Emerging from the third story window like a great black cat, was the figure of a well-muscled but lean man dressed in black combat boots, black slacks, a black trench coat, and a black beret, nimbly bouncing down over the rubble, and walking past them like they were not even there, bricks crunching under his boot heels.
Barney immediately reached for his gun and began to move in for the arrest, but was restrained by a light hand, and calmed by a quirky voice, “I wouldn’t do that Barne.”
“What’s it to you, smartass?”
“Let’s just say I’m impersonating someone who cares.”
Barney shrugged the hand away and walked up on his suspect in a white hot rage, drawing his—no, his Glock was gone.
As he stopped to reach for his back-up .32 inside his jacket pocket, the big black man turned like a automaton of menace, and glared at him, with inhuman pinpoint eyes.
Barney’s sweating hand reached into the pocket and drew out an empty tequila bottle.

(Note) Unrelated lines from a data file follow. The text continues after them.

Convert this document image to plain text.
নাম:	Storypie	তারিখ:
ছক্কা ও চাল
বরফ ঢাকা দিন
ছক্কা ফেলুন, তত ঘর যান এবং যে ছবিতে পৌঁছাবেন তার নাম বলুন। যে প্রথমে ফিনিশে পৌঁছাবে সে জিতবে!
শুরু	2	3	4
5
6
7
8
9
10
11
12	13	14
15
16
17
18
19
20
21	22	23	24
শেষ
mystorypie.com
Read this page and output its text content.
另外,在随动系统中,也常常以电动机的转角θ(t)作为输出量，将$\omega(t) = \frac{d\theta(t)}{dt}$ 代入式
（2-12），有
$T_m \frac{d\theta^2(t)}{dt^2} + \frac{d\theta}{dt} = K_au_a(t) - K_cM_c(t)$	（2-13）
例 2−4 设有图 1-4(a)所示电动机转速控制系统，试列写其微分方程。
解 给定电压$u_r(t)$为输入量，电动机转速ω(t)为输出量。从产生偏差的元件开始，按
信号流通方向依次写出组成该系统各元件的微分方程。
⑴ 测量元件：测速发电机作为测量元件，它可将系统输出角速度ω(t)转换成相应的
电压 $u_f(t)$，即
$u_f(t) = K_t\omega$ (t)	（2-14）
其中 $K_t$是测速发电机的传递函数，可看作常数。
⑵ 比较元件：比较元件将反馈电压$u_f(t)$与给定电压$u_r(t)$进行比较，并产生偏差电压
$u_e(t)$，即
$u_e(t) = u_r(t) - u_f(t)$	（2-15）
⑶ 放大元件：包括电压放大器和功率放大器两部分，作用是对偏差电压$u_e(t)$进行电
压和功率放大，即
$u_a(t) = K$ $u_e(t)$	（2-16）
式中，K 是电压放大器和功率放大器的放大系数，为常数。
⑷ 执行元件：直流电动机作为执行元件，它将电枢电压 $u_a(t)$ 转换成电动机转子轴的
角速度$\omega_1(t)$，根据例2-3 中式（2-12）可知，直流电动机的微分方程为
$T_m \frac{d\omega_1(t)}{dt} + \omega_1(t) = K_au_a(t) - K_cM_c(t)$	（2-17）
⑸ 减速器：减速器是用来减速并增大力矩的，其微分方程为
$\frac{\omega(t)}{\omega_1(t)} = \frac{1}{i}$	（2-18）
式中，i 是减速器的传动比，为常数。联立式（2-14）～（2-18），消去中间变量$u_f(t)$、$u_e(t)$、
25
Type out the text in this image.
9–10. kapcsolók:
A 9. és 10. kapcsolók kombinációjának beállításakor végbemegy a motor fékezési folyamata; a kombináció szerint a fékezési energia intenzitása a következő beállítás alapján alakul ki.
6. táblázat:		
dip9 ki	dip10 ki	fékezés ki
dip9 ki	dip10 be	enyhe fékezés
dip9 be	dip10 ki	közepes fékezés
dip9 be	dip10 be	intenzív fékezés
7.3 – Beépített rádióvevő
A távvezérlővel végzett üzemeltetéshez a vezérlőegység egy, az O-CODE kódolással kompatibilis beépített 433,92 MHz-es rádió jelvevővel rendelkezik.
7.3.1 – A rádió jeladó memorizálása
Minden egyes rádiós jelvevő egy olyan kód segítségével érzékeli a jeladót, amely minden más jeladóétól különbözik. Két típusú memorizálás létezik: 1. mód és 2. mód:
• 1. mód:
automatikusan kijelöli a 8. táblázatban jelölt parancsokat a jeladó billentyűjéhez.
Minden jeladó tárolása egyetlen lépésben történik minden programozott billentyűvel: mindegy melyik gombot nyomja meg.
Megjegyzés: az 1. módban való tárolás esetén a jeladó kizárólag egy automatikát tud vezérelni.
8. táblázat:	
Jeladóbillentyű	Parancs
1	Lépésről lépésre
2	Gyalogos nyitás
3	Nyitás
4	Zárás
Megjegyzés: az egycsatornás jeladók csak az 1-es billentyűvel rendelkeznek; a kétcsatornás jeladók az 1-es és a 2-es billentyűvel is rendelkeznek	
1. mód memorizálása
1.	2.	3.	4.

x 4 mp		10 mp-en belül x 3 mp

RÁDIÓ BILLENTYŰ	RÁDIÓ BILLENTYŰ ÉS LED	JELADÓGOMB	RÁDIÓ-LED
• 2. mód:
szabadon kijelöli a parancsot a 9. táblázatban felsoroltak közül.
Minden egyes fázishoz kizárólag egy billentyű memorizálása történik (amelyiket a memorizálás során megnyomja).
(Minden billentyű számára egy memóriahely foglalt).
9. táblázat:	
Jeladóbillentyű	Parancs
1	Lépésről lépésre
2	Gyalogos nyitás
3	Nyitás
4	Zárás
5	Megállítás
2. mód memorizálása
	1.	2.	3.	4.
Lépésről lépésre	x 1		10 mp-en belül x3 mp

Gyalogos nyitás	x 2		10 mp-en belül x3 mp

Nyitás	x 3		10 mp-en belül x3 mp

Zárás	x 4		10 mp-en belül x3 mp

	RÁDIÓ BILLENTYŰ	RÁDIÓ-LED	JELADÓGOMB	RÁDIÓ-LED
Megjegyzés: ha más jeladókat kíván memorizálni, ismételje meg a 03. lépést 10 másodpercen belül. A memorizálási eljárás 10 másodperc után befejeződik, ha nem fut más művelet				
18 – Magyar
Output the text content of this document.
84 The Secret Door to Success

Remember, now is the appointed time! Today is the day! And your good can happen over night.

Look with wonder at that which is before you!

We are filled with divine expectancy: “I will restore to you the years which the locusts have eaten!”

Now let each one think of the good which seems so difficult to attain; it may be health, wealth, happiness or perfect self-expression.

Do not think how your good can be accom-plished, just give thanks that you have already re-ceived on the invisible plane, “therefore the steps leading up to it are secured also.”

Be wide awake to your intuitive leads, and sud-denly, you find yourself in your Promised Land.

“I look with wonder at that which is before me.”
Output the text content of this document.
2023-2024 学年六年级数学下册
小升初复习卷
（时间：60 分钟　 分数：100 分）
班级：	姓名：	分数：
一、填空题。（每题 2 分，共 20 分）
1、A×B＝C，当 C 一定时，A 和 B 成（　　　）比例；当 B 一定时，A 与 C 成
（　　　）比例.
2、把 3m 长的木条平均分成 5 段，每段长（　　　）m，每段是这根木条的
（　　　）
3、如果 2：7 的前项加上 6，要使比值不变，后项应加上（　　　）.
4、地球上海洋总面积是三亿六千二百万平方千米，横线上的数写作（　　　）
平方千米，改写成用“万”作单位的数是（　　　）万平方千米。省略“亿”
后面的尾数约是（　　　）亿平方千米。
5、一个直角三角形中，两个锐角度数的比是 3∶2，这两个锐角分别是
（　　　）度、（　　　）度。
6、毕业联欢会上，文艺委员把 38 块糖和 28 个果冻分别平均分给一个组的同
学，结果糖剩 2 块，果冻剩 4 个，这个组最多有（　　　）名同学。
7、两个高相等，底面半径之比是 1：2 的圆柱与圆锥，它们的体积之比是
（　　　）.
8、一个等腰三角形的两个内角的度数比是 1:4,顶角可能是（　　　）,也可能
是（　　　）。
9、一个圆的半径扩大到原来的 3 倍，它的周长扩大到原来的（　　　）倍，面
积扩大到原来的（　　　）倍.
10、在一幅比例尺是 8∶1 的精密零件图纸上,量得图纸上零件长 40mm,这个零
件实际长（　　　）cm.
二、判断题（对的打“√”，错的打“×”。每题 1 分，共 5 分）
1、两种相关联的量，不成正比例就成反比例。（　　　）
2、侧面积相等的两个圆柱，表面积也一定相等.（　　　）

Tossing that aside, he frantically reached in for his back-up piece as the big man closed in with one even, crunching stride.
Out came an empty bottle of Smirnoff.
“Shit!”
The man was now towering over his fat frumpy form, a big broad hand on Barney’s chest, his deep voice tolling like some wicked bell—No, like a freaking Insurance commercial—, “And so, White Devil, we meet.”
With those grinding words the big hand clenched into a fist and sunk a one-inch punch into Barney’s sagging gut, casting him into agony on his back, where he squirmed in utmost pain.
The sky went from sunlit gray to white-lit gay, with the worried face of Kersage looking down into his agony-scrunched mug, his light hand on Barney’s white smocked chest, yelling, “Nurse, nurse!”
That’s when Barney noticed the tubes coming out of him, the bullshit finger thing connected to a baby breather monitor, and not a soul in sight but this rotten writer faɡɡot, screaming like a woman for a nurse, as if anything short of a fifth of Makers Mark or a bullet in the brain was going to accomplish a thing!